I want to implement a case insensitive hash map. This question by itself isn't new, but I wanted to add extra functionality and don't know what general direction to take. I want the client to be able to do something like this:
boolean preserve_case = true;
Map<String, MyClass> maplet = new CaseInsensitiveHashMap<MyClass>(preserve_case); // If the client enters true at construction, then the put, get, and remove methods should still be case insensitive, but the entry and key sets should preserve the case that the client used when calling put.
maplet.put("FoO", my_class);
MyClass bar = maplet.get("foo"); // Should return a reference to my_class
Set<Entry<String, MyClass>> case_sensitive_set = maplet.entrySet(); // Since the client input true to preserve order, this entry set should be ["FoO"=my_class.toString()]
I can handle most of this pretty well; I simply keep a HashMap
on the backend. When a client puts anything in, I uppercase the key before adding it to the map.
I'm just having a hard time writing the keySet()
and entrySet()
methods. I want the returned entry set and key set to be backed by the map, as is the standard with Java maps.

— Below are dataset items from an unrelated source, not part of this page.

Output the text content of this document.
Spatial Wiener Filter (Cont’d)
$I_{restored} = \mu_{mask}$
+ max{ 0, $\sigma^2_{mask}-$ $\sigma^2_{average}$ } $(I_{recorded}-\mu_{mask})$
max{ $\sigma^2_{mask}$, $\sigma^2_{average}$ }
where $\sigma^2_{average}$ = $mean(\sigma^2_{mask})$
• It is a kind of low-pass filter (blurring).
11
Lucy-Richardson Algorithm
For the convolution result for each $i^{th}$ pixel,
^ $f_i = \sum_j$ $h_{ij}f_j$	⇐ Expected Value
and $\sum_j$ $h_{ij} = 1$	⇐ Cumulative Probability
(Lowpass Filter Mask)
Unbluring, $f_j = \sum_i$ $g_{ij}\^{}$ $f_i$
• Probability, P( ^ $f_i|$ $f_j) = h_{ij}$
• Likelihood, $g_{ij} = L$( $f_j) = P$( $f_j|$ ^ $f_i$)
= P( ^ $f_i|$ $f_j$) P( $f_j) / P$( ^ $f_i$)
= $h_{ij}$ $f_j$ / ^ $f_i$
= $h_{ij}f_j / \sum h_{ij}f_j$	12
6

However, the only way I can think of handling this is to create a second backing data structure, something like a preserved_case_map
, which contains the input.toUpperCase()
=> input as key value pairs. When the client calls for the entrySet()
(or keySet()
), I can construct the returned entry set by looping through the preserved_case_map
. The problem here is that the returned entry set will not be modified if I make changes to the HashMap
, unless I'm misunderstanding something...
Let me know if this makes sense, or if I'm convoluting a simple situation.